Kedua, sambung Anthony, karena tidak ada rujukan peraturan lama, pasal 2 menyiratkan Pulsa dan Kartu Perdana (ayat 2), fisik maupun elektronik (ayat 3), dikenai PPN (ayat 1), yang berlaku per 1 Februari 2021, sebagai pajak baru.
Menurutnya, Pungutan dan Pengenaan PPN merupakan dua hal berbeda.
Masyarakat pelanggan juga hanya tertarik apakah Pulsa dan Kartu Perdana dikenakan PPN, yang ternyata memang dikenakan hingga pelanggan seperti diuraikan di atas.
"Apakah interpretasi masyarakat sudah benar, bahwa PPN Pulsa dan Kartu Perdana dikenakan hingga pelanggan," cetus Anthony.
Sejatinya, menurut Anthony, pulsa dan kartu perdana bukan barang kena pajak.
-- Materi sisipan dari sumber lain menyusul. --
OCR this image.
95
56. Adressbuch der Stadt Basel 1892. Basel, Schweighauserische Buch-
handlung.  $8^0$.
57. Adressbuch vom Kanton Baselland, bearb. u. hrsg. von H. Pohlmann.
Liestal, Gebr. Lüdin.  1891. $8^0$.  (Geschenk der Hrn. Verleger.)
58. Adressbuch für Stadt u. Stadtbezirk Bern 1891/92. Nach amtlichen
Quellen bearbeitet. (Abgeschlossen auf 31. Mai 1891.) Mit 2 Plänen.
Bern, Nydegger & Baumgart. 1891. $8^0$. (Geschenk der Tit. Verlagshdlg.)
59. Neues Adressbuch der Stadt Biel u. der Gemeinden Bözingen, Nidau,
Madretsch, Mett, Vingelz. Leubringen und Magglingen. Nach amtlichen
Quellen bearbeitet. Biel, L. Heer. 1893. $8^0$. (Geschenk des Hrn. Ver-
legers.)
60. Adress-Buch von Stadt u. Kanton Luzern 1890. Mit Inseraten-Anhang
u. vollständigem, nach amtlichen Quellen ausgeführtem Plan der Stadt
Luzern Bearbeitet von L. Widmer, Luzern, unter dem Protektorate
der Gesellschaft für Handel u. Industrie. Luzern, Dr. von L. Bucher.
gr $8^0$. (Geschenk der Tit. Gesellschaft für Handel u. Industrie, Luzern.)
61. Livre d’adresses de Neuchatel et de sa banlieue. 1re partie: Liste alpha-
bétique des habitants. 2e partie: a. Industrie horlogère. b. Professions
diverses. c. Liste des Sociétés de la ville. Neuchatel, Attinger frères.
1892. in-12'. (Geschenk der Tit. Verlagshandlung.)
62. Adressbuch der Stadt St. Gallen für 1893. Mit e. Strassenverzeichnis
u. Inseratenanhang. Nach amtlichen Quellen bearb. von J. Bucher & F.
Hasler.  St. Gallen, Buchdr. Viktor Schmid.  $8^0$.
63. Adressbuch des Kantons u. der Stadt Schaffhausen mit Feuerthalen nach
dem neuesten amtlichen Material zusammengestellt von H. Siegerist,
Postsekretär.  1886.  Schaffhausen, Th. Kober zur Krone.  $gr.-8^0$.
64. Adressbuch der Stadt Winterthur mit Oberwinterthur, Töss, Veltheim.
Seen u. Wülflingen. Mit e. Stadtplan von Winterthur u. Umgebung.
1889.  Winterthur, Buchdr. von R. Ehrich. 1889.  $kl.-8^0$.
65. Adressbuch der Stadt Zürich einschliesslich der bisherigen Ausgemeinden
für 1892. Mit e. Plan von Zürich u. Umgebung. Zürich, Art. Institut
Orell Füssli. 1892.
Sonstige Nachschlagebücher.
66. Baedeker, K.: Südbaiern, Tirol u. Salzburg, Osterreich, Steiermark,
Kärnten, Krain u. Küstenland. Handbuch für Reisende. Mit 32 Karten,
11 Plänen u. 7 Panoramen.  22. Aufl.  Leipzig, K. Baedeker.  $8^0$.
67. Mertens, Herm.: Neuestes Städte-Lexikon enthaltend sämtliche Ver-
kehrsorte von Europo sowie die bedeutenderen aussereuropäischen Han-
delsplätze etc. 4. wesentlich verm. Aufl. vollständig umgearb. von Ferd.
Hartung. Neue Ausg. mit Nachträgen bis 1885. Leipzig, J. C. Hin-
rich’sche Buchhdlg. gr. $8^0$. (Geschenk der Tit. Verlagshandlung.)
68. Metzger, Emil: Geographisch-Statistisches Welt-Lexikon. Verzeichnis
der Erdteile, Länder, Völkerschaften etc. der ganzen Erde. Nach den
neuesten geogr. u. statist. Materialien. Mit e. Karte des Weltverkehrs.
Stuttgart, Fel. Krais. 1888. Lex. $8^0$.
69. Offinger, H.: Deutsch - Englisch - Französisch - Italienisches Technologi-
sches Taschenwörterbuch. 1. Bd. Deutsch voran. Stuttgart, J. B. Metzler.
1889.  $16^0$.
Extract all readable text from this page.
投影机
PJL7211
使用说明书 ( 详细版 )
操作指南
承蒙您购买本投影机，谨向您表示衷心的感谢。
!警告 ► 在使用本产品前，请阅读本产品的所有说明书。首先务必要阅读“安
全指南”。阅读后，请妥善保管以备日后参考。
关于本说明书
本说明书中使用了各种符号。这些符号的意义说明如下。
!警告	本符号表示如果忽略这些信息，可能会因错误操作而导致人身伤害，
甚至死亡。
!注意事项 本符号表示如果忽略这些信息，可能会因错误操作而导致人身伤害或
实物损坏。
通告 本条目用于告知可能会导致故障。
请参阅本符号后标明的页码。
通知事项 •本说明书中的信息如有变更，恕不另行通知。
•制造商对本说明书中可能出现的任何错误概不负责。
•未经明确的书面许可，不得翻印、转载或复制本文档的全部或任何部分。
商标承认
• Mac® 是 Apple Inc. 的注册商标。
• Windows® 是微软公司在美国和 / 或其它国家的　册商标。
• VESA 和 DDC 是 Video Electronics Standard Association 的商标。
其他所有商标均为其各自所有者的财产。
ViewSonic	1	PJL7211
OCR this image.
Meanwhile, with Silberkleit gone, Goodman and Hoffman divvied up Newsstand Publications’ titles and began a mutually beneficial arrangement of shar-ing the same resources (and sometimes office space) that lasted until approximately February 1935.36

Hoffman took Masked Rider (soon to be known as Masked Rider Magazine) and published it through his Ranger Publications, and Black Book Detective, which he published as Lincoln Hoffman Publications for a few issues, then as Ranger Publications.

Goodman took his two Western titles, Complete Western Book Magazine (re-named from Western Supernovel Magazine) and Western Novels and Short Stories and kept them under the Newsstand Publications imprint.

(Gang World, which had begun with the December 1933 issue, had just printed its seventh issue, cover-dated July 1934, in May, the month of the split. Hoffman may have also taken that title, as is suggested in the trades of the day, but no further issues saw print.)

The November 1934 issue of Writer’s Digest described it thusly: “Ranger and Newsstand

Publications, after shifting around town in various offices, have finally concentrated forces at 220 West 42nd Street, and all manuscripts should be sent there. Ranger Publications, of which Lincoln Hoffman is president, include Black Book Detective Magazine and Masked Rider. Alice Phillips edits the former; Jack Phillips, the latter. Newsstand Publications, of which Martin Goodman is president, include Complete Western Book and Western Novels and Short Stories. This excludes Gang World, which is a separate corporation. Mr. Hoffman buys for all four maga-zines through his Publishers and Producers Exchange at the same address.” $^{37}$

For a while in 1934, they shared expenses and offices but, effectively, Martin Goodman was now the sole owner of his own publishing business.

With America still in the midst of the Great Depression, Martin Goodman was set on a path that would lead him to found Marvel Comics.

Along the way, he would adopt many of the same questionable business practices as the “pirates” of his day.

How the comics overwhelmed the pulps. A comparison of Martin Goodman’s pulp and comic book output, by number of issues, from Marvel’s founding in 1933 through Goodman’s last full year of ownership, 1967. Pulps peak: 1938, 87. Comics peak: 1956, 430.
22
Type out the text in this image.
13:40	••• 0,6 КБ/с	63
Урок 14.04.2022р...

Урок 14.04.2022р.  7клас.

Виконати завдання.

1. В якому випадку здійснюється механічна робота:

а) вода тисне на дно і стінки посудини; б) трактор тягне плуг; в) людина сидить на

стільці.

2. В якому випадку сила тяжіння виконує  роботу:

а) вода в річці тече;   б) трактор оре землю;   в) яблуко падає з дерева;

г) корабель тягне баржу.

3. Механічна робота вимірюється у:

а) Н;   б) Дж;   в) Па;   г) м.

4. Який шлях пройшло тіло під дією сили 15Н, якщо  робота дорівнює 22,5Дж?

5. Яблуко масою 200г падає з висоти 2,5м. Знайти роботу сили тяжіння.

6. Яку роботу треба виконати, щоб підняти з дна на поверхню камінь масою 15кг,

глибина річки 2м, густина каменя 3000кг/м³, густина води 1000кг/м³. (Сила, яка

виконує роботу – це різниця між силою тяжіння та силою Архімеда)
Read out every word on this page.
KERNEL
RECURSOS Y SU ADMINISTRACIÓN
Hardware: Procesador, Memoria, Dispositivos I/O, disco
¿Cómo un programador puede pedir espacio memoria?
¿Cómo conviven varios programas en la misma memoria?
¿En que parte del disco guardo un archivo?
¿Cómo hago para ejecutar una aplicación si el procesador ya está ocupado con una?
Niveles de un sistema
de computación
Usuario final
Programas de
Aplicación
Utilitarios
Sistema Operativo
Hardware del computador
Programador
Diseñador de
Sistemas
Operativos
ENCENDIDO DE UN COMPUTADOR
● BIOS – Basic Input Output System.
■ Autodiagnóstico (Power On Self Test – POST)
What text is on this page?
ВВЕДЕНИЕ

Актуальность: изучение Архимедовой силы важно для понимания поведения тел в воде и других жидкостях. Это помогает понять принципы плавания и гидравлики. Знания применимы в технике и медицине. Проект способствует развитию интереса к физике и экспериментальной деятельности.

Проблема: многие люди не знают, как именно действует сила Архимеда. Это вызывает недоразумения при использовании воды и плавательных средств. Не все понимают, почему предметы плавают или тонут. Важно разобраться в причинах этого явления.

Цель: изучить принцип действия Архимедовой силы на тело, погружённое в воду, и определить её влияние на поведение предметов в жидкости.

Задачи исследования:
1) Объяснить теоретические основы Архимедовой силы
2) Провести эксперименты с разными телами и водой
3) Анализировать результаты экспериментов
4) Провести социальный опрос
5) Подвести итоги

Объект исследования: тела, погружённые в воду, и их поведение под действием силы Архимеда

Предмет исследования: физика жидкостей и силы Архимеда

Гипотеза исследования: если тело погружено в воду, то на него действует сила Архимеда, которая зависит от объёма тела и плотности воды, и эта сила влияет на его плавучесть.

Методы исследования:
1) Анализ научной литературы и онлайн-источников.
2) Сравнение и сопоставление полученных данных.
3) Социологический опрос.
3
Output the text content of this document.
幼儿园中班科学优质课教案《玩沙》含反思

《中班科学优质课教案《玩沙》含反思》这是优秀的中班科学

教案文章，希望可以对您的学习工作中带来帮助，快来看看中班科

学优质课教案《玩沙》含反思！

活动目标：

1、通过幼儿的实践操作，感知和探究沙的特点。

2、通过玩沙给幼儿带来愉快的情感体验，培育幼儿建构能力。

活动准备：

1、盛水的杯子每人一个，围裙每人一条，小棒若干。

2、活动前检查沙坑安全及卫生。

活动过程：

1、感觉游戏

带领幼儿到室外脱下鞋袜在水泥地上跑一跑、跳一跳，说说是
Alasannya, pulsa dan kartu perdana bukan merupakan barang konsumsi, tetapi hanya sebagai sarana menyimpan (semacam dompet) uang, dengan nilai tertentu, yang dapat dibelanjakan untuk melakukan panggilan telpon atau data (internet), setelah dompet tersebut diaktifkan.
Sedangkan Kartu Perdana, yang berisi nomor telpon, adalah sarana (bersama telpon genggam) untuk melakukan pemanggilan telpon atau akses data (internet).
"Adapun barang konsumsi, atau barang kena pajak, yang sebenarnya adalah pemakaian telpon (pulsa) dan data (internet), atau singkatnya jasa telekomunikasi. Artinya, barang kena pajak yang dimaksud adalah pulsa yang dipotong oleh penyelenggara telekomunikasi seperti telkom, telkomsel, dan lainnya," tutur Anthony.